少女が何か余計なことを言っているが、しかしそれは夢診断とやらで言われているように、俺の中の深層心理なんてものが、無意識に作り出した言葉なのだ。
それを否定し、強く意識を持てば――思い通りの夢が見られる。
しかし、それがもし思い通りでなければ、目覚めて――
再び眠りに落ちて、思い通りになるまで、リセットし続ければ良い。
その夢の中で、自分がやりたいことを、何度も、何度も――何度も。
胸が高鳴り、馬鹿みたいに興奮を覚える。
強い多幸感と共に、哲也はずんと足を踏み出し、少女の方に顔を向けた。
さて、まずはその巫女服をはぎ取ってやろう、と。
乱暴な仕草で襟元に手を伸ばしたところで。
ぱぁんっ――! と。
頬を叩かれた。
その勢いと―― 心に生じたショックにより、哲也はその場に座り込んでしまう。
痛い――
はっきりとそう認識した。
血の気が引いたかのように急に冷静になる。
この感覚――とても夢とは思えない。しかし。
すうっと、周囲が暗くなり――和室の光景が消え去った。
辺り一面が、不自然なほどに、黒くなる。
この空間が、現実とも思えない。
これは、いったい……なん、なんだ……
闇の中、ただ呆然とするしかない哲也に、少女は憐れみを込めた目を向ける。
「わたしは――あなたの罪を知った。あなたのワガママで死んでしまった人たちのためにも、わたしはあなたを裁かなければならない。
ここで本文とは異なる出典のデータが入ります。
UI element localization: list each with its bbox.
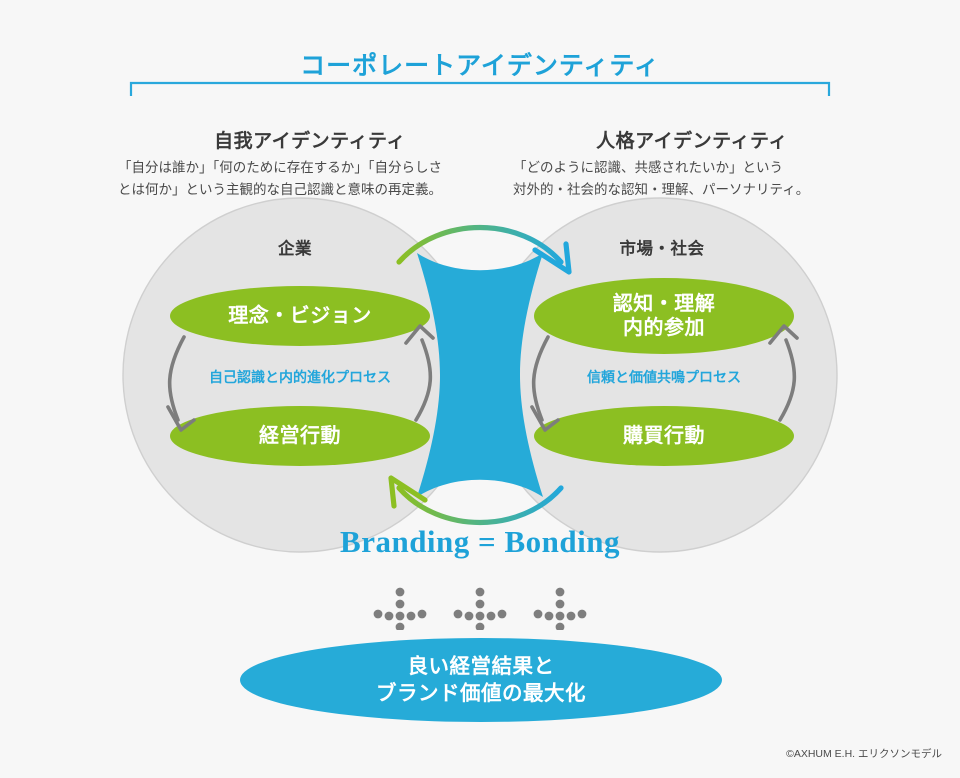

でも……現世において、わたしに罰を与える権利はないし、力もない。けれど、あなたは言った――」
すうっと、涙を流す。
「夢ならば、何をしても自由だ、と」
少女の姿が、闇に溶けるように、ぼやけて映り始めた。
それはいつもの夢のように、去っていくようで。
しかし、もう永遠に会えないようで――
すがるように手を伸ばしていた。
少女は泣き顔を見せて、ぎゅっと、その手を握りしめてくれる。
それは温かくも、とても冷たくて――
徐々に、徐々に、感覚を失っていく。
「なぜ、自分という人間を認めるのと同じように、他のひとを認めてあげないのですか――なぜ、自分を愛するように、他のひとを愛してあげないのですか。そんな簡単なことが、どうしてあなたには」
できなかったのですか、と。
そこで音と感触が、途切れた。
視覚も、嗅覚も、すべてが曖昧になり。
周囲の空間、漆黒に、溶けるように。
しかし一点。
さらに黒く、おぞましさすら感じさせる闇だけが、遠くに見える。